Now that nesting season is upon us, it’s not unusual for our customer service team to get phone calls from customers saying that they have found a baby bird on the ground, and asking what they can do about it. Here are some answers that might help.
If you have found a baby bird on the ground, try to resist the temptation to “rescue” it. It’s almost impossible for the average person to provide the proper care and diet for baby birds. They require live insect foods and need to be fed about every 20 minutes. Sadly, baby birds seldom survive when people attempt to take them in and feed and care for them. In most cases the best thing to do when you find a baby bird out of the nest is to simply leave the bird alone. If the baby is feathered and hopping on the ground, or perched on a low branch, you can be sure the parents are close by, watching over it and feeding it. It’s normal for some baby birds to leave the nest before they are fully ready to fly. The sooner you leave the area, the sooner the parents will be able to come back and tend to it. However, if you have unrestrained outdoor dogs or cats, put them inside immediately and keep them inside until the baby bird is gone.
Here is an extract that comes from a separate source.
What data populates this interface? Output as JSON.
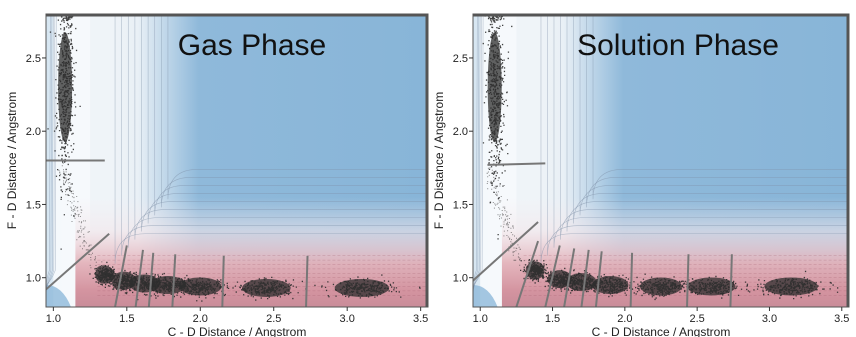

Rarely, you may find a live baby bird on the ground that has no feathers and is obviously not going to survive without your intervention. Look for the nest and if possible, place the baby back in it and then leave the area. The parent birds will not abandon the baby because you have touched it. Birds have a very poor sense of smell and they won’t be able to detect your human scent. If you can see the nest, but cannot get to it for some reason, an acceptable solution would be to nail a small, open container as near to the nest as possible. Line it with dried grasses and put the baby in it for the parents to find. They will hear and recognize the baby’s chirps. Or, if a nest has blown down with eggs or babies in it, you can nail a small basket to the tree where the nest was and put the remainder of the nest with the eggs and the babies in that. Watch from a distance to see if the parents come back.
If you have watched the nest or baby bird for several hours and there has been no sign of the parents, it would be best to call a wildlife rehabilitator for advice. Your local SPCA or Fish and Game Department will help you find one. Don’t move the baby bird or eggs until you have heard from the rehabilitator. They may prefer to retrieve the baby themselves or have special instructions for you. Rehabilitators are licensed to do this work and are specially trained on how to take care of injured or abandoned birds and animals.